Right now about half of the funds from that licensure passes through the Veterinary Board and into a General Fund, not to be touched by the Veterinary Board. Please release the Veterinary Board’s own funds for use in animal hospital inspections.
Three, primary reasons for having increased animal hospital inspections are community disease control, illegal drugs control, and consumer protection. The Center for Disease Control states that 75% of emerging infectious, human diseases come from animals. These are zoonotic diseases that pass between animal and human species. So, the possibility of disease spread in an unhygienic, animal hospital not only negatively impacts the animals’ health, but also threatens the health of the workers and pet owners. Public health is at stake here.
Veterinarians are licensed to prescribe and have regular access to drugs. Yet, the drugs housed and used in animal hospitals go largely unchecked. The black hole in veterinary oversight leaves a lot of room for bad actors, flying low under the radar, to take advantage. Right now in Ohio there is a background check just once during the career of a veterinarian, when he first applies for his license. In Ohio, that fledgling veterinarian and his animal hospital can both go unchecked and unnoticed for the rest of his career until he retires.

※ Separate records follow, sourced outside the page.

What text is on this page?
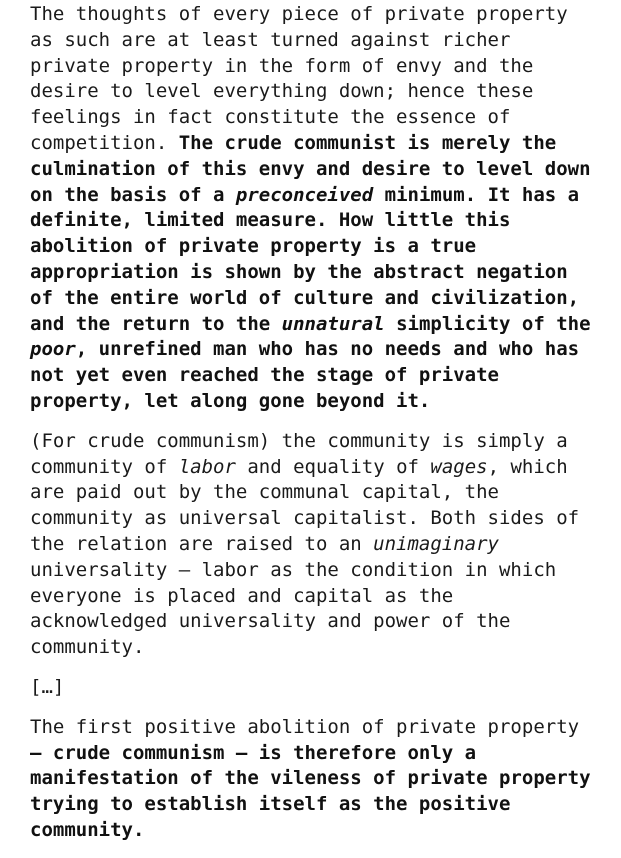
The thoughts of every piece of private property
as such are at least turned against richer
private property in the form of envy and the
desire to level everything down; hence these
feelings in fact constitute the essence of
competition. The crude communist is merely the
culmination of this envy and desire to level down
on the basis of a preconceived minimum. It has a
definite, limited measure. How little this
abolition of private property is a true
appropriation is shown by the abstract negation
of the entire world of culture and civilization,
and the return to the unnatural simplicity of the
poor, unrefined man who has no needs and who has
not yet even reached the stage of private
property, let along gone beyond it.
(For crude communism) the community is simply a
community of labor and equality of wages, which
are paid out by the communal capital, the
community as universal capitalist. Both sides of
the relation are raised to an unimaginary
universality — labor as the condition in which
everyone is placed and capital as the
acknowledged universality and power of the
community.
[…]
The first positive abolition of private property
— crude communism — is therefore only a
manifestation of the vileness of private property
trying to establish itself as the positive
community.
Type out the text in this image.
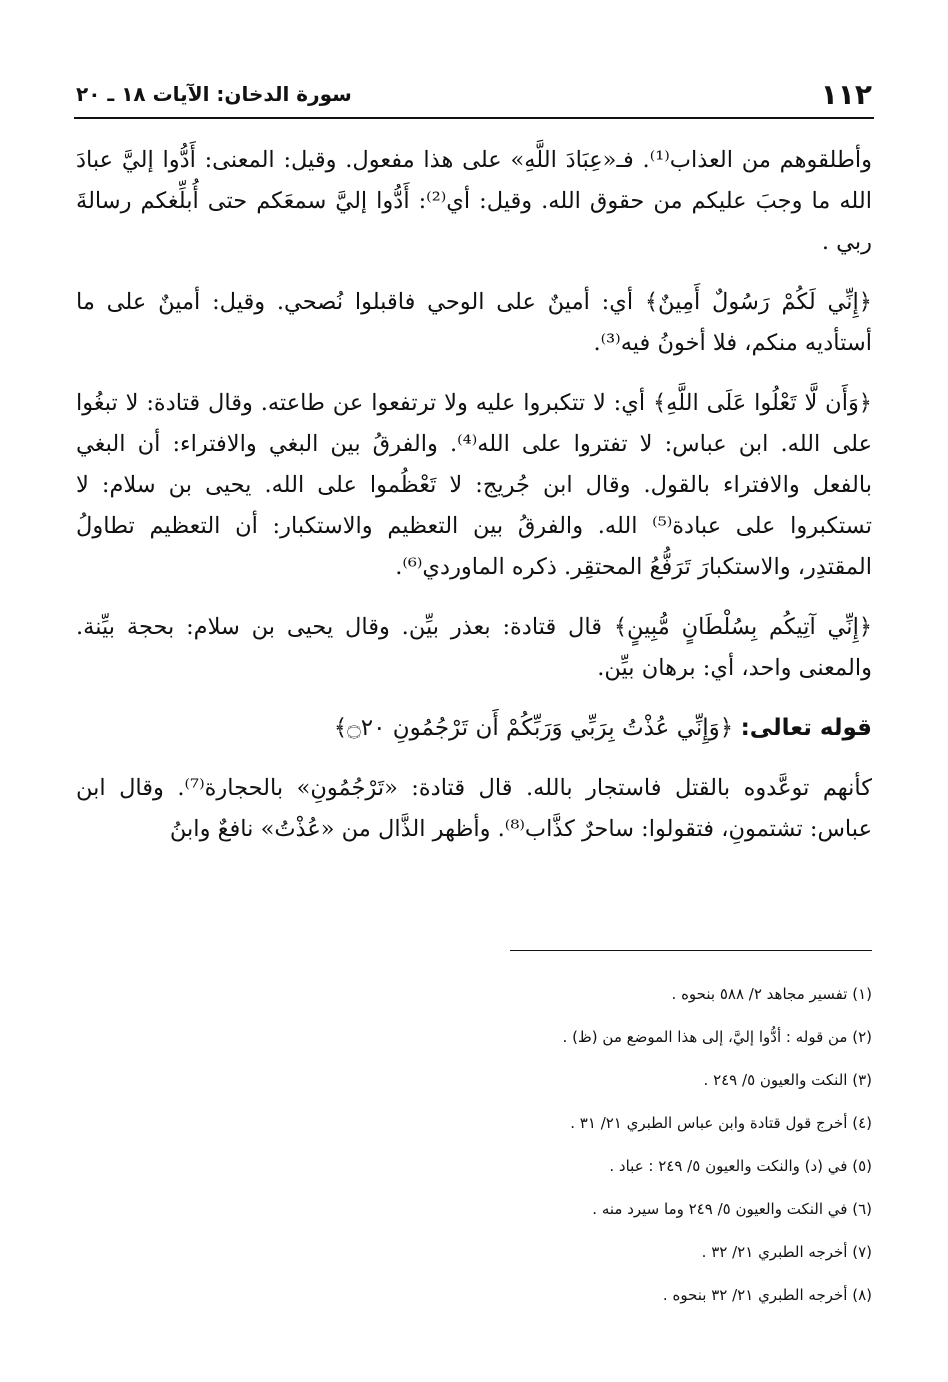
١١٢
سورة الدخان: الآيات ١٨ ـ ٢٠

وأطلقوهم من العذاب⁽¹⁾. فـ«عِبَادَ اللَّهِ» على هذا مفعول. وقيل: المعنى: أَدُّوا إليَّ عبادَ الله ما وجبَ عليكم من حقوق الله. وقيل: أي⁽²⁾: أَدُّوا إليَّ سمعَكم حتى أُبلِّغكم رسالةَ ربي .

﴿إِنِّي لَكُمْ رَسُولٌ أَمِينٌ﴾ أي: أمينٌ على الوحي فاقبلوا نُصحي. وقيل: أمينٌ على ما أستأديه منكم، فلا أخونُ فيه⁽³⁾.

﴿وَأَن لَّا تَعْلُوا عَلَى اللَّهِ﴾ أي: لا تتكبروا عليه ولا ترتفعوا عن طاعته. وقال قتادة: لا تبغُوا على الله. ابن عباس: لا تفتروا على الله⁽⁴⁾. والفرقُ بين البغي والافتراء: أن البغي بالفعل والافتراء بالقول. وقال ابن جُريج: لا تَعْظُموا على الله. يحيى بن سلام: لا تستكبروا على عبادة⁽⁵⁾ الله. والفرقُ بين التعظيم والاستكبار: أن التعظيم تطاولُ المقتدِر، والاستكبارَ تَرَفُّعُ المحتقِر. ذكره الماوردي⁽⁶⁾.

﴿إِنِّي آتِيكُم بِسُلْطَانٍ مُّبِينٍ﴾ قال قتادة: بعذر بيِّن. وقال يحيى بن سلام: بحجة بيِّنة. والمعنى واحد، أي: برهان بيِّن.

قوله تعالى: ﴿وَإِنِّي عُذْتُ بِرَبِّي وَرَبِّكُمْ أَن تَرْجُمُونِ ۝٢٠﴾

كأنهم توعَّدوه بالقتل فاستجار بالله. قال قتادة: «تَرْجُمُونِ» بالحجارة⁽⁷⁾. وقال ابن عباس: تشتمونِ، فتقولوا: ساحرٌ كذَّاب⁽⁸⁾. وأظهر الذَّال من «عُذْتُ» نافعٌ وابنُ

(١) تفسير مجاهد ٢/ ٥٨٨ بنحوه .
(٢) من قوله : أدُّوا إليَّ، إلى هذا الموضع من (ظ) .
(٣) النكت والعيون ٥/ ٢٤٩ .
(٤) أخرج قول قتادة وابن عباس الطبري ٢١/ ٣١ .
(٥) في (د) والنكت والعيون ٥/ ٢٤٩ : عباد .
(٦) في النكت والعيون ٥/ ٢٤٩ وما سيرد منه .
(٧) أخرجه الطبري ٢١/ ٣٢ .
(٨) أخرجه الطبري ٢١/ ٣٢ بنحوه .
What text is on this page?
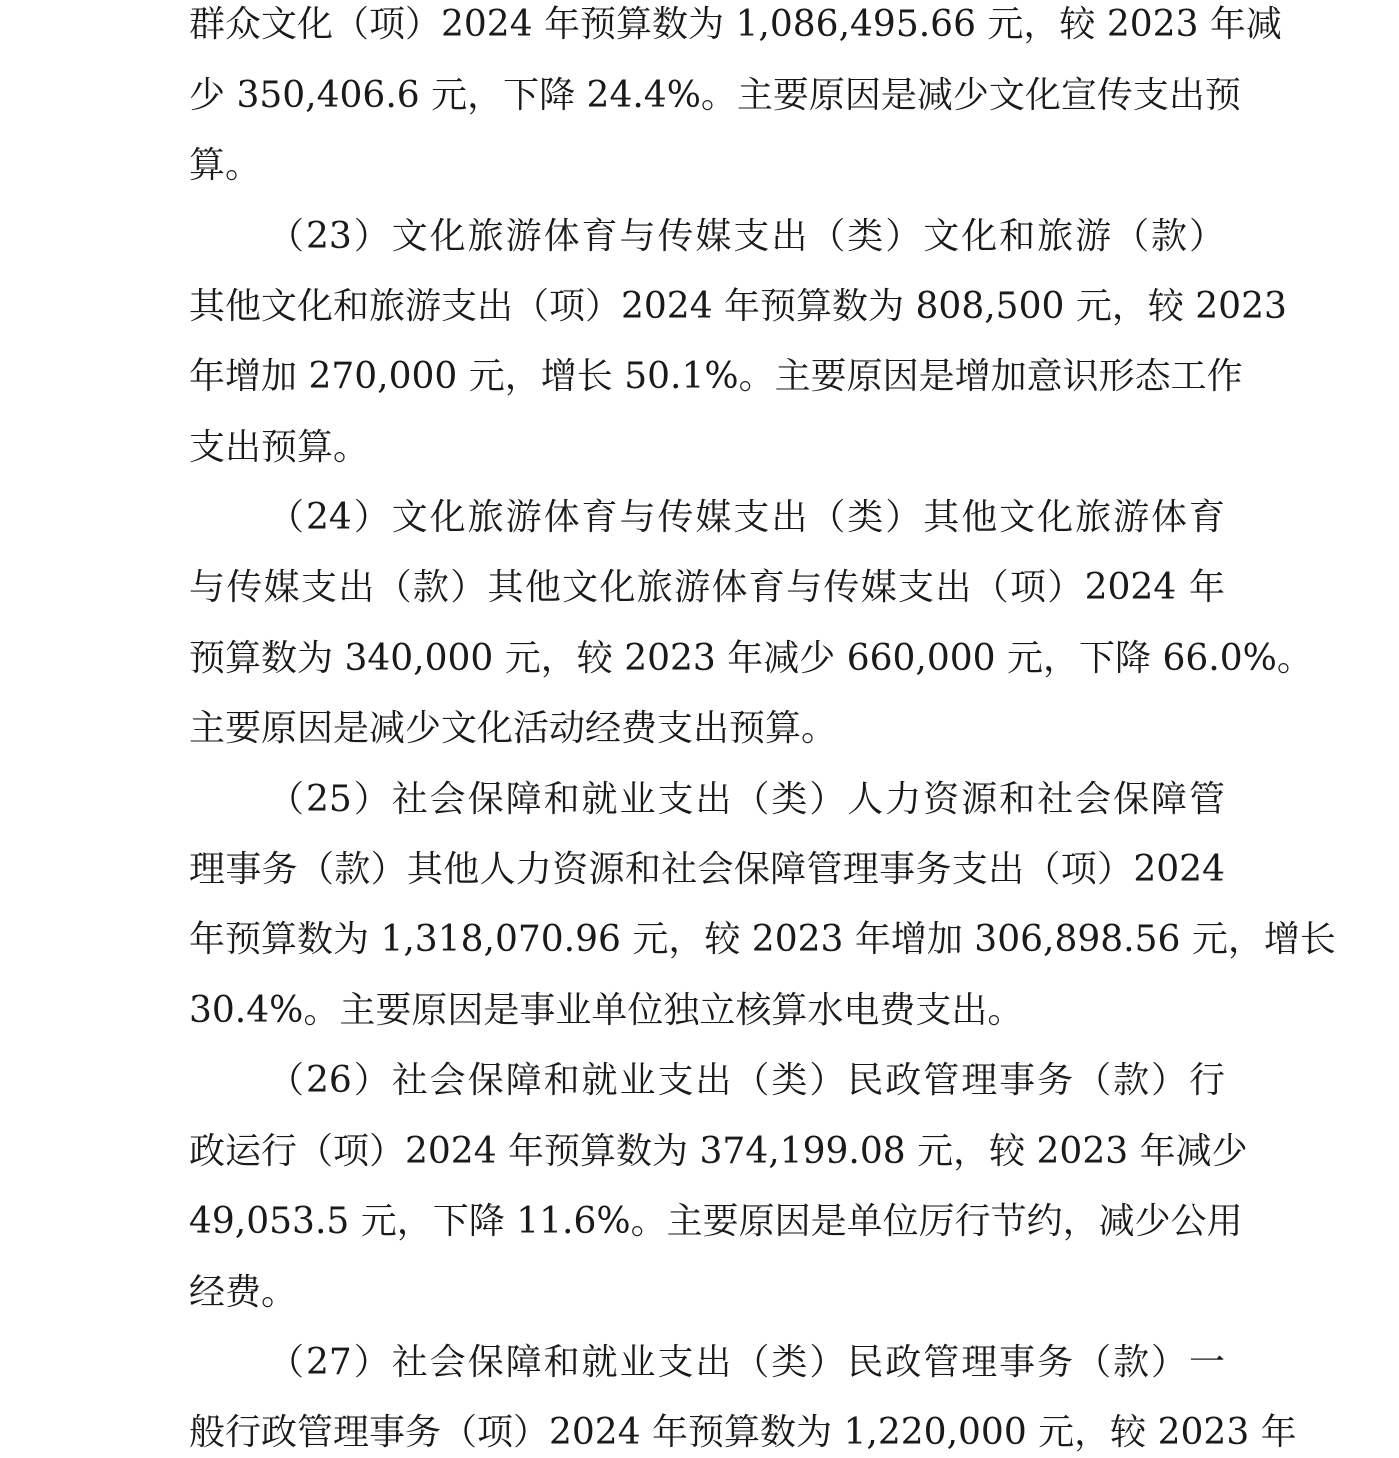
群众文化（项）2024 年预算数为 1,086,495.66 元，较 2023 年减
少 350,406.6 元，下降 24.4%。主要原因是减少文化宣传支出预
算。
（23）文化旅游体育与传媒支出（类）文化和旅游（款）
其他文化和旅游支出（项）2024 年预算数为 808,500 元，较 2023
年增加 270,000 元，增长 50.1%。主要原因是增加意识形态工作
支出预算。
（24）文化旅游体育与传媒支出（类）其他文化旅游体育
与传媒支出（款）其他文化旅游体育与传媒支出（项）2024 年
预算数为 340,000 元，较 2023 年减少 660,000 元，下降 66.0%。
主要原因是减少文化活动经费支出预算。
（25）社会保障和就业支出（类）人力资源和社会保障管
理事务（款）其他人力资源和社会保障管理事务支出（项）2024
年预算数为 1,318,070.96 元，较 2023 年增加 306,898.56 元，增长
30.4%。主要原因是事业单位独立核算水电费支出。
（26）社会保障和就业支出（类）民政管理事务（款）行
政运行（项）2024 年预算数为 374,199.08 元，较 2023 年减少
49,053.5 元，下降 11.6%。主要原因是单位厉行节约，减少公用
经费。
（27）社会保障和就业支出（类）民政管理事务（款）一
般行政管理事务（项）2024 年预算数为 1,220,000 元，较 2023 年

There have been several cases, most notably Alvin Burger of Canton, Ohio and Brandi Tomko of Summit County, Ohio, who were both found guilty of practicing veterinary medicine without a license in their county courts. Where were these individuals getting their veterinary drugs to use in their illegal practice?
Additionally, Lee Ann Givan, DVM, was severely censored by the Tennessee Veterinary Board for a host of behaviors, including illegal use of drugs. What did Dr. Givan do then? She promptly moved to Ohio, where she was issued a license. She was later sanctioned by the OVMLB for getting drugs for her two dogs, but using them herself.
Recently, Michael Smith, DVM, of Zanesville, Ohio, his son, Eryn R. Smith, and Travis E. Ryan, “were indicted following a more than 2-year, multiagency investigation into a prescription drug trafficking ring.” Hopefully, the increased inspections of animal hospitals would be another prong to successfully work against prescription drug trafficking rings in Ohio.
Third, the mission statement of the OVMLB is “consumer protection”. Right now Ohio veterinarians are “on the honor system”. Ohio consumers remain unprotected if the conditions and operations of their animal hospitals are unknown and unmonitored by the state agency that issues the licenses. In fact, it is only in recent months that the number of animal hospitals and their locations became known by the OVMLB.
Finally, I appreciate the opportunity to speak with the Ohio House Finance subcommittee today about the need for the Ohio Veterinary Board to have access to an additional $100,000 of its own money. These funds will be used to increase animal hospital inspections, aimed at protecting public health, monitoring illegal use of drugs, and protecting the consumer.